The U.N. Refugee Agency released a report on Tuesday showing the number of individual asylum applicants fell by 73 percent in Germany between 2016 and 2017, from 722,400 to 198,300, Politico reported.
Meanwhile, the U.S. saw a nearly 27 percent increase in new applications within a year, reaching 331,700 in 2017. This was the first time since 2012 when the U.S. was the largest recipient of new asylum applications.
Germany's sharp drop in new asylum seekers has been attributed to the closure of a route through the Balkans commonly taken to reach the country at the height of the refugee crisis in 2015, as well as an EU migration deal agreed with Turkey in 2016.

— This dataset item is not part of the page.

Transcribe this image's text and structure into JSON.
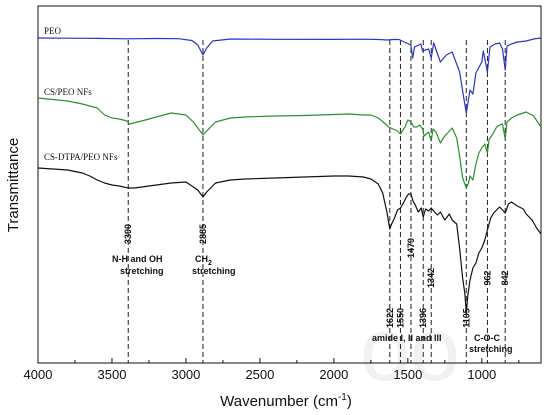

Meanwhile, more people last year from parts of North and Central America "undertook the perilous journey northwards to seek asylum in Mexico and the United States of America," the U.N. report said.
The report said that worldwide forced displacement reached a new high in 2017 for the fifth year in a row. This statistic included 25.4 million refugees and 40 million internally displaced people.
"We are at a watershed, where success in managing forced displacement globally requires a new and far more comprehensive approach so that countries and communities aren't left dealing with this alone,"said U.N. High Commissioner for Refugees Filippo Grandi.
Regarding refugees in absolute numbers, Turkey continued to host the highest number with 3.5 million people total, mainly Syrians. Relative to its national population, Lebanon had the largest number of refugees, 164 per 1,000 inhabitants.